Business Magazine

A Leadership Secret: Communicating with Finesse

Posted on the 15 November 2011 by Mary Trigiani @MaryTrigiani

This post is dedicated to Scott McNealy, with all due respect and great admiration for his accomplishments.  And his potential.

During a late lunch break on November 10, I turned on the television to watch CNBC.  They were running a clip of an interview with Scott McNealy, one of Silicon Valley's technology thinkers and CEOs, a real success story.  When asked what he thought of the Occupy movement, Mr McNealy said, "get a job."

While I happen to have even stronger feelings than McNealy about what we should do with the anarchists and arsonists who have hijacked the Occupy movement, I was flabbergasted that someone as smart and quick as McNealy couldn't think of a better way to answer the question -- or to capitalize on it.  He could have said something equally arresting without appearing insensitive to how the problems afoot in the United States, culturally and commercially, are affecting the rest of us.  It was the perfect opportunity to explore what's back of Occupy, and in McNealy's case, maybe even demonstrate how his new startup can help connect people in an age of gated neighborhoods and the disintegration of the middle class.  Or maybe just to say something more inspired than, "get a job."

And that's when I realized that our leadership problem runs much deeper than I ever imagined.

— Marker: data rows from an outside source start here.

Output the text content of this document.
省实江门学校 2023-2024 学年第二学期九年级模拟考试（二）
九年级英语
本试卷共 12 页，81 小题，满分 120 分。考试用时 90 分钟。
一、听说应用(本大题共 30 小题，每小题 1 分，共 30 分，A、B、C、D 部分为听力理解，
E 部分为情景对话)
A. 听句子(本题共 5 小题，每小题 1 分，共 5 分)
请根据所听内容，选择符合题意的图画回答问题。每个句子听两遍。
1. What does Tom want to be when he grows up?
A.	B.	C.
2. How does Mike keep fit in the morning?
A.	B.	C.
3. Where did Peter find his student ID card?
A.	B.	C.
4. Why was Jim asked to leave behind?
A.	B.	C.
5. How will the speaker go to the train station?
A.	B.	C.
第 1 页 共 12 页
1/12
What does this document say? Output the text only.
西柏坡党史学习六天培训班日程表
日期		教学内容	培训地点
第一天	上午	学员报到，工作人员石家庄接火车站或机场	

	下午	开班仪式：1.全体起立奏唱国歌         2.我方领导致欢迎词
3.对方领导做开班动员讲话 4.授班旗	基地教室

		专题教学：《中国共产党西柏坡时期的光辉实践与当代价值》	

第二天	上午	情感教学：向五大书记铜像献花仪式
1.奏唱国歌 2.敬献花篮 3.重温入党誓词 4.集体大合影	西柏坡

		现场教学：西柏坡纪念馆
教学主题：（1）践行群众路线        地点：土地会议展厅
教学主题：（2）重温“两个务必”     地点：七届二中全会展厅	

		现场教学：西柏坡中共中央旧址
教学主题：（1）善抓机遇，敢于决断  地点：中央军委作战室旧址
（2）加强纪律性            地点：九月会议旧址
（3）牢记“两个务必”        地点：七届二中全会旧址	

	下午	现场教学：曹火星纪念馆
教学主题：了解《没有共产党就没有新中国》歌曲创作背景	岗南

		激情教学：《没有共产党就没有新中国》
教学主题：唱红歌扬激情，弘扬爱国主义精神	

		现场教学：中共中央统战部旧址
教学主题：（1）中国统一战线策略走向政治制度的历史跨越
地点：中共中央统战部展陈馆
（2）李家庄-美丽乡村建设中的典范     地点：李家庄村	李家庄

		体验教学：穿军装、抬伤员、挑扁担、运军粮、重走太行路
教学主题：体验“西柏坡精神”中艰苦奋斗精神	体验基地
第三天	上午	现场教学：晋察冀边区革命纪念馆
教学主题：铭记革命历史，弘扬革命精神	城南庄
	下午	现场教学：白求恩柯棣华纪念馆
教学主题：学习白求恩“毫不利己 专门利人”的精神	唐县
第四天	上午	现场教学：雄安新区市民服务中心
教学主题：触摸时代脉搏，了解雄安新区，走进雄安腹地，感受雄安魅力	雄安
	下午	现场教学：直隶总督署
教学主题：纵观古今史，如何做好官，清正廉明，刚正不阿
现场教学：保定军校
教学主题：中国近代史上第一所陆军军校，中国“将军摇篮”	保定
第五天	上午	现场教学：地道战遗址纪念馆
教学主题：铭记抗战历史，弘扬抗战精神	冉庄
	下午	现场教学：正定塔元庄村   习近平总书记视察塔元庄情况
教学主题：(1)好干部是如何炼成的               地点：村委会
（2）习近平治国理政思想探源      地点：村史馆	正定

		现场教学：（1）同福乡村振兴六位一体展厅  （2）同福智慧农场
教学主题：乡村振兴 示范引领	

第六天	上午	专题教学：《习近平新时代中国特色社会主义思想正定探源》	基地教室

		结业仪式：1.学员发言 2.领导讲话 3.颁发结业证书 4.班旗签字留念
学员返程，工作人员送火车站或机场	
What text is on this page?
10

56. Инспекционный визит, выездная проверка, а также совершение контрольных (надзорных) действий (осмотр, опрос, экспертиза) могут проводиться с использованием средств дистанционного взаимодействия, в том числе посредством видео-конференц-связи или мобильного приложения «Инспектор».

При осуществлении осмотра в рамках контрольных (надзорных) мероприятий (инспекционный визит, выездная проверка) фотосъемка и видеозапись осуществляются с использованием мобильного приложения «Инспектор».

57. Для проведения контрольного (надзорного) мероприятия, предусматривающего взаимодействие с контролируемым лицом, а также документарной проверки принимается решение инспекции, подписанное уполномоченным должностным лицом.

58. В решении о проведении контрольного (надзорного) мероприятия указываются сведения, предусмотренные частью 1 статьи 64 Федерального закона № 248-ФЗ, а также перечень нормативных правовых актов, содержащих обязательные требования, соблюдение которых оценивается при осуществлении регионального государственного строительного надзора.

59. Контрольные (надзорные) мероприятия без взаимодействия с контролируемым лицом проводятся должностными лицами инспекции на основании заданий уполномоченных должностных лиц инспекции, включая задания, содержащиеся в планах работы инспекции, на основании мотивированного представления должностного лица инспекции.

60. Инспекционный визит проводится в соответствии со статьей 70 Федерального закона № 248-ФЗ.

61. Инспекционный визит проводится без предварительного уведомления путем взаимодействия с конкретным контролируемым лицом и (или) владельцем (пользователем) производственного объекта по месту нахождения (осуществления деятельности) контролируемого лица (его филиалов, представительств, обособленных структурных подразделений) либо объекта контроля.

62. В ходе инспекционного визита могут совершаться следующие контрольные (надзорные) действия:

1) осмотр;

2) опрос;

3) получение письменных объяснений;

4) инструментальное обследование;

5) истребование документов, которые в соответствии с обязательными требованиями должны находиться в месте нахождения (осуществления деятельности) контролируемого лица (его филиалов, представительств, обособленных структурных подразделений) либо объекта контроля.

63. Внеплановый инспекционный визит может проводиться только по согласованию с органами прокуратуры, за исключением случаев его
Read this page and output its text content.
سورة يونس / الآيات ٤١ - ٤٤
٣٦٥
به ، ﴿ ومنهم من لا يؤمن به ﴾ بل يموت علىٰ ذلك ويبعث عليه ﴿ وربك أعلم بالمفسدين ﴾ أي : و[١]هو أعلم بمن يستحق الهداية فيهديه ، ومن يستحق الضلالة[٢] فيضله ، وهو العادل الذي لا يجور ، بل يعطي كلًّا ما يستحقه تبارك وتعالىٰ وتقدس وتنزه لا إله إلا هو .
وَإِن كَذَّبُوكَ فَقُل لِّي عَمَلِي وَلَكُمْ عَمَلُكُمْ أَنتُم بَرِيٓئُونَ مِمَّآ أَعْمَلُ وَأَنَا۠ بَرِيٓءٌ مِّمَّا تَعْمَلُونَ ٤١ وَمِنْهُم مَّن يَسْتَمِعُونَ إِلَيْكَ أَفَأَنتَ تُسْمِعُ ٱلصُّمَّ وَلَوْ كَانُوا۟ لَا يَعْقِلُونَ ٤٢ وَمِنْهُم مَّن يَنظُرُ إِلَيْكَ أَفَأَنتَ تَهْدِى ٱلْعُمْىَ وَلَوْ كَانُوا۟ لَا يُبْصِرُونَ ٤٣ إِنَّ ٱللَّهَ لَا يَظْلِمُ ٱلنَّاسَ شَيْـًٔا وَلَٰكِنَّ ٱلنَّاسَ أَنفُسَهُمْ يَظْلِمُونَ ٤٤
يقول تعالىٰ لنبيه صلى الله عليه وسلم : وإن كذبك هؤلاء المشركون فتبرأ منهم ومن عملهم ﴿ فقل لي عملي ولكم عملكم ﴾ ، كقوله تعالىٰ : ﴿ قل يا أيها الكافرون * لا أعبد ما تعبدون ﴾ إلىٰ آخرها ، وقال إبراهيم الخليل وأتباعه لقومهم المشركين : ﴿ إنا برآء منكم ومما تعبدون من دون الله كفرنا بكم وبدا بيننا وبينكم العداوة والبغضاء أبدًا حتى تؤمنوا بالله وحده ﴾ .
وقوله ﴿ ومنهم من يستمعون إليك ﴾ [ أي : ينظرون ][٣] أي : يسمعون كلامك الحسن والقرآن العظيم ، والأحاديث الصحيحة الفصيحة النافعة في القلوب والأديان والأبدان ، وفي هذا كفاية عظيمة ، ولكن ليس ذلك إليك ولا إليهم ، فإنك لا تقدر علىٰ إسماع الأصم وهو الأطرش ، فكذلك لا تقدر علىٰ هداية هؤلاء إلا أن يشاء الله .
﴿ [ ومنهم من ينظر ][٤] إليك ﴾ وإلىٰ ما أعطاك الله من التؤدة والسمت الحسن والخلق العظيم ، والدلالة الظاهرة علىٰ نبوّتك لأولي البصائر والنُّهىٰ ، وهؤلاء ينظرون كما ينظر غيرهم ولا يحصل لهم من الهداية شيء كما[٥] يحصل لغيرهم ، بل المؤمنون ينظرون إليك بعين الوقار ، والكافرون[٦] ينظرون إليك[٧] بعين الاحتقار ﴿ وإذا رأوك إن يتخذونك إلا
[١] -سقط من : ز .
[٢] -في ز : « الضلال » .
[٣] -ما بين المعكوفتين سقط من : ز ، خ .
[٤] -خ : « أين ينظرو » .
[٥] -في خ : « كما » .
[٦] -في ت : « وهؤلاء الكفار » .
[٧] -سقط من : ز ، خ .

http://www.everystockphoto.com/photo.php?imageId=4525966&searchId=777a9b8fb43ab0af98ab97282b6093bb&npos=51
The art of management finesse

Can it be that the astronomical financial and personal success of our business leaders has isolated them so much from the rest of their fellow citizens that they don't realize just how difficult it is to get a job or build business, get a living wage or project fee, or get paid at all?

Yes, it can be.  But I think it's more than that.  I think even the self-made guys are turning into elitists.  After all, their investment bankers parcel out IPO opportunities.  The elitist training begins early.  Many CEOs seem to be disconnecting from the rest of the populace to the degree that their positions are not about leading organizations and innovating but strictly about their own wealth. 

I hope this is not the case with McNealy.  I hope this is just one gaff.  But the gaff pulled me up short and made me acknowledge that the wealth gap is merely one aspect of a larger gulf:  the growing absence of management finesse.

Finesse is often a natural gift.  Whether instinctive or acquired, finesse is a need-to-have, not a nice-to-have.  It's the ingredient that gets messages heard and inspires action. 

Finesse is nurtured by study and a personal emphasis on empathy.  We all stumble.  CEOs, though, have access to a key tool for learning and practicing management finesse to the degree that it can mitigate the stumbles.  The corporate communications function.  A need-to-have, not a nice-to-have.  Like anything else, it's all in how you build it.

Get your finesse on

The very best of the traditional American business canon gives us example after example of leaders who had experienced, legitimate communications advisors and who listened to them.  It's difficult for any human being, much less one with corporate power, to remain human without at least some institutional emphasis on keeping things real.  Corporate Communications should be the one place the CEO can turn whose only ax to grind is seeing the CEO set a clear path for the organization.

Many of today's CEOs are surrounded by yes men and women who take orders instead of tell the emperor he's not wearing any clothes.  Instead of a Merlin, they have court jesters.  Or worse.  These leaders would rather get up and read something a remote underling or PR agent wrote for them than spend time thinking about what they believe and how they can use their positions to lead us out of this mess. [Which includes speaking up about how we got here in the first place -- not just blaming Washington or Wall Street.]

If Jack Kennedy had developed his messages this way, we might never had heard his voice or known what he thought.  His process alone should be enough of a template for today's CEO to follow in crafting and articulating messages of insight and intellect.

CEOs:  Owning your message is the price of entry to leadership

You aren't interested in or comfortable with setting aside time to work on your messages and deliver them?  Not acceptable. 

CEOs, thinking about your messages gets you in the habit of exploring every option in front of you.  Of listening.  And of thinking before you open your mouth, helping you find the words to say something enlightening, enriching the conversation because you were in it. I refuse to accept any thinking that excuses you from participating relentlessly in the creation of your messages.  It is part of your job. Like riding herd on financials or helping to win a big account.

Most important:  every opportunity to communicate should serve the purpose of reminding you that being a leader is as much about service as it is about lordship.  Owning your messages can help bridge the gap between the solitary burdens of your office and all the stakeholders in the enterprise's success.  It can help you put your own problems in context.  It can remind you that you're part of something larger than yourself.